Thomas Lin in The New Yorker:
Cédric Villani’s arrival, one afternoon last May, at a small café off the Champs-Élysées drew glances from a good fraction of the late-lunch crowd. His shoulder-length hair was parted almost symmetrically down the middle, and he wore his usual ensemble: a three-piece pin-striped black suit, a silver pocket watch and chain, a peacock-green cravat (purchased at a costume store for actors), an overstuffed backpack, and, pinned to his lapel like a biological specimen, a custom-made spider brooch. Having just wrapped up a national-radio segment at the station next door, he was stopping for a bite on his way back to the Institut Henri Poincaré, where he serves as director.
Villani has been called the Lady Gaga of French mathematicians. After winning the Fields Medal, math’s highest honor, in 2010, for what his award citation called “proofs of nonlinear Landau damping and convergence to equilibrium for the Boltzmann equation,” he embraced a role that many other medalists have dreaded—that of mathematical ambassador, hopscotching from event to event and continent to continent, evangelizing for the discipline. “We are the most hidden of all fields,” he told me. “We are the ones who typically interact the least with the outer world.

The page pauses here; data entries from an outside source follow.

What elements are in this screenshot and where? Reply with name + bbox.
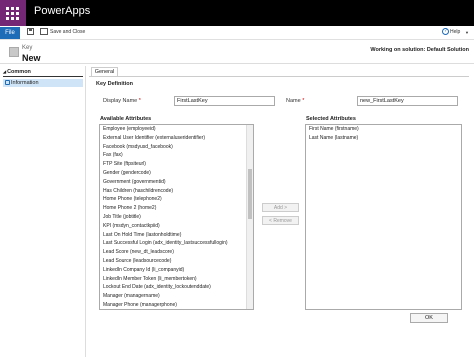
left-navigation: ◢Common Information — [0, 66, 86, 357]
command-bar: File Save and Close ? Help ▼ — [0, 26, 474, 40]
save-and-close-button[interactable]: Save and Close — [50, 29, 85, 35]
list-item[interactable]: External User Identifier (externaluserid… — [100, 134, 253, 143]
name-label: Name * — [286, 98, 304, 104]
app-title: PowerApps — [34, 5, 91, 17]
key-entity-icon — [9, 47, 19, 57]
remove-button[interactable]: < Remove — [262, 216, 299, 225]
selected-attributes-title: Selected Attributes — [306, 116, 356, 122]
ok-button[interactable]: OK — [410, 313, 448, 323]
save-and-close-icon[interactable] — [40, 28, 48, 35]
save-icon[interactable] — [27, 28, 34, 35]
help-icon[interactable]: ? — [442, 28, 449, 35]
section-title: Key Definition — [96, 81, 133, 87]
nav-section-common[interactable]: ◢Common — [3, 69, 83, 77]
record-header: Key New Working on solution: Default Sol… — [0, 40, 474, 64]
app-launcher-icon[interactable] — [0, 0, 26, 26]
solution-label: Working on solution: Default Solution — [370, 47, 469, 53]
information-icon — [5, 80, 10, 85]
list-item[interactable]: Has Children (haschildrencode) — [100, 187, 253, 196]
list-item[interactable]: Facebook (msdyusd_facebook) — [100, 143, 253, 152]
required-marker: * — [138, 98, 141, 104]
collapse-triangle-icon: ◢ — [3, 69, 7, 74]
list-item[interactable]: Manager (managername) — [100, 292, 253, 301]
scroll-thumb[interactable] — [248, 169, 252, 219]
record-title: New — [22, 53, 41, 63]
name-field[interactable] — [357, 96, 458, 106]
top-bar: PowerApps — [0, 0, 474, 26]
file-button[interactable]: File — [0, 27, 20, 39]
list-item[interactable]: Fax (fax) — [100, 151, 253, 160]
selected-attributes-list[interactable]: First Name (firstname) Last Name (lastnam… — [305, 124, 462, 310]
required-marker: * — [302, 98, 305, 104]
display-name-label-text: Display Name — [103, 98, 138, 104]
available-attributes-title: Available Attributes — [100, 116, 152, 122]
list-item[interactable]: Gender (gendercode) — [100, 169, 253, 178]
list-item[interactable]: Last On Hold Time (lastonholdtime) — [100, 231, 253, 240]
nav-section-label: Common — [7, 69, 31, 75]
available-attributes-list[interactable]: Employee (employeeid) External User Ident… — [99, 124, 254, 310]
nav-item-information[interactable]: Information — [3, 79, 83, 87]
list-item[interactable]: First Name (firstname) — [306, 125, 461, 134]
list-item[interactable]: Job Title (jobtitle) — [100, 213, 253, 222]
list-item[interactable]: Last Name (lastname) — [306, 134, 461, 143]
list-item[interactable]: LinkedIn Member Token (li_membertoken) — [100, 275, 253, 284]
chevron-down-icon[interactable]: ▼ — [465, 30, 469, 35]
list-item[interactable]: Employee (employeeid) — [100, 125, 253, 134]
help-button[interactable]: Help — [450, 29, 460, 35]
list-item[interactable]: Lead Source (leadsourcecode) — [100, 257, 253, 266]
list-item[interactable]: Lockout End Date (adx_identity_lockouten… — [100, 283, 253, 292]
list-item[interactable]: Manager Phone (managerphone) — [100, 301, 253, 309]
tab-divider — [89, 76, 469, 77]
list-item[interactable]: FTP Site (ftpsiteurl) — [100, 160, 253, 169]
list-item[interactable]: Government (governmentid) — [100, 178, 253, 187]
list-item[interactable]: KPI (msdyn_contactkpiid) — [100, 222, 253, 231]
list-item[interactable]: Home Phone 2 (home2) — [100, 204, 253, 213]
display-name-label: Display Name * — [103, 98, 141, 104]
selected-rows: First Name (firstname) Last Name (lastnam… — [306, 125, 461, 143]
name-label-text: Name — [286, 98, 301, 104]
entity-type-label: Key — [22, 45, 33, 51]
tab-general[interactable]: General — [91, 67, 118, 76]
list-item[interactable]: Lead Score (new_dt_leadscore) — [100, 248, 253, 257]
add-button[interactable]: Add > — [262, 203, 299, 212]
available-rows: Employee (employeeid) External User Ident… — [100, 125, 253, 309]
scrollbar[interactable] — [246, 125, 253, 309]
display-name-field[interactable] — [174, 96, 275, 106]
nav-item-label: Information — [11, 80, 39, 86]
list-item[interactable]: LinkedIn Company Id (li_companyid) — [100, 266, 253, 275]
list-item[interactable]: Last Successful Login (adx_identity_last… — [100, 239, 253, 248]
list-item[interactable]: Home Phone (telephone2) — [100, 195, 253, 204]
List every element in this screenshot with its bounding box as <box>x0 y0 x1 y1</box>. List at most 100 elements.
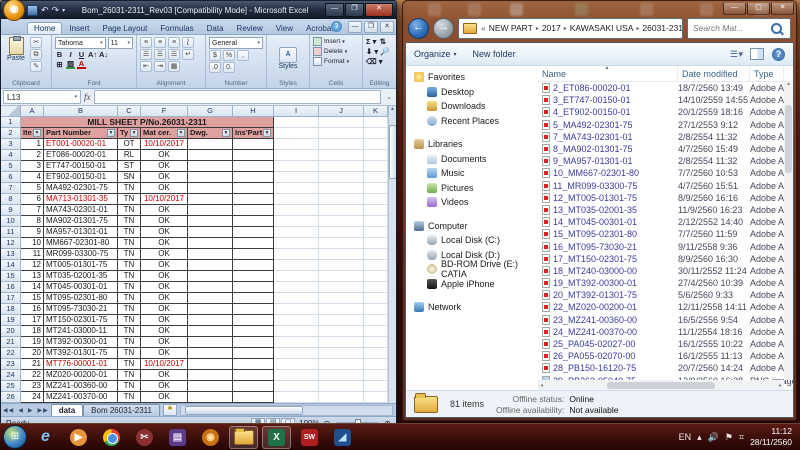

We are also the field which is most emblematic of revulsion in school.” The French filmmaker Olivier Peyon, who first met Villani while shooting his 2013 documentary “Comment J’ai Détesté les Maths” (“How I Came to Hate Math”), says that the mathematician struck him immediately as a natural proselytizer. “He was funny, very—in French, we say pédagogique,” Peyon told me. “He knew how to speak about his art, about math.”